In 1978 the Lambeth Conference passed the following Resolution on the Ministry of Healing:
The Conference praises God for the renewal of the ministry of healing within the Churches in recent times and reaffirms:
1. that the healing of the sick in his name is as much a part of the proclamation of the Kingdom as the preaching of the good news of Jesus Christ;
2. that to neglect this aspect of ministry is to diminish our part in Christ's total redemptive activity;
3. that the ministry to the sick should be an essential element in any revision of the liturgy.
Perhaps we may say that this Resolution overstates its point in order to bring attention to it!
The Gospel of forgiveness and cleansing with acceptance as a child of God surely is primary!
Brief Reflection
Obviously many advances in the understanding of the origin and nature of disease and sickness, as well as in public health and the treatment of disease, were made between the seventeenth and twentieth centuries. And the practical experience of these advances, taken for granted in western life, can make the possibility of having a sense of a specific, personal intervention of God in the lives of all of his adopted children, with respect to health and sickness of the mortal body, difficult to hope for or justify.
We have moved as it were from thinking in terms of primary causation (BCP 1662) to secondary or tertiary causation at best (1928 & 1962) with respect to considering how God deals with us and allows sickness to visit his adopted children, to whom he has already given the gift of everlasting salvation and life. Further, it appears that we do not see this life, and its ups and downs, so clearly and obviously in the light of our eternal vocation in Christ, as did our foremothers and forefathers. Our sense of God as the present, active Creator and Preserver of the cosmos and of his Providence ruling our lives seems weak in comparison with that of our Christian fore-parents—after all we are all children of the Enlightenment.
Yet, though there is no little or no sense of direct divine agency with respect to the arrival in God’s children of sickness and disease in the theology of The BCP 1928 and 1962, there seems to be present in that theology a sense of direct divine agency with respect to the gift of healing and restoration to full health. The wording of prayers for healing, and the form of words for anointing, suggest a distinct, clear relation to God as the healer, who either sends healing directly or through means (medicine and the like), and both in direct answer to petition made.
The doctrine of The BCP 1662 (following the major Christian traditions, Catholic and Protestant at that time) is of personal, direct causation by God both for the gift of healing (“if it by thy will”) and for sickness as a sign of the gracious, correcting, chastising grace and mercy of an eternally loving heavenly Father. It is of course the latter, which is wholly absent from editions of The BCP of the twentieth century, as well as the many other newer forms of liturgy of the Anglican Churches of the same century, which is a real problem for many.
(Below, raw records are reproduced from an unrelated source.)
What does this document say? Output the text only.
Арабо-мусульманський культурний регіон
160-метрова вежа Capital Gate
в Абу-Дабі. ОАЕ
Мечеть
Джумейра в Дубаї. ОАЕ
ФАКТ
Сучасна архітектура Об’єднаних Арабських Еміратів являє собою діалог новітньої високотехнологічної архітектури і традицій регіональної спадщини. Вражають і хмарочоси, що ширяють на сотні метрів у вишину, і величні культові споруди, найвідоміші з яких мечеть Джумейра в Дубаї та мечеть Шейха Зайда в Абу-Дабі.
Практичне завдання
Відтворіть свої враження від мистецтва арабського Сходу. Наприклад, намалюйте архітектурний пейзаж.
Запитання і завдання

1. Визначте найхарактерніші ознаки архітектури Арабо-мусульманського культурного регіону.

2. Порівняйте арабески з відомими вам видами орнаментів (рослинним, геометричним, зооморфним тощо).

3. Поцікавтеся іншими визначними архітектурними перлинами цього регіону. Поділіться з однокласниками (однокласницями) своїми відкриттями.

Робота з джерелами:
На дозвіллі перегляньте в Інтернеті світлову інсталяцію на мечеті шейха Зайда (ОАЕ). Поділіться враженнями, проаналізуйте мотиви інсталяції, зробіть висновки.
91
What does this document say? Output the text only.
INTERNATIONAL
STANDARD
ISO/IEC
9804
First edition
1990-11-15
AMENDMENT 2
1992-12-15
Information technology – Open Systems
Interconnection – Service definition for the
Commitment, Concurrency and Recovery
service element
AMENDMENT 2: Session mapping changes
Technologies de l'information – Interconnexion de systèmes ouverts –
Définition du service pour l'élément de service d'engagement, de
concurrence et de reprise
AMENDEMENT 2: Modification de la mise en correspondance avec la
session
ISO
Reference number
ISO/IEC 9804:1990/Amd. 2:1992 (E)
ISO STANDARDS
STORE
But does this loss/omission matter? I strongly suspect that it does, for it appears that we have encouraged in popular “charismatic” and “evangelical”, in these days of “rights monism,” the view that it is a human right for any Christian to pray to, and “demand” of God, instant healing and health—“heal now, Lord, in Jesus’ Name! Amen.” Of course, the truth of the matter is that we have no rights before God! We begin by fearing him in order that by grace we may learn to love and adore him. Bodily healing is a gift not a right, and without spiritual renewal of the mind, bodily health may not be a blessing at all.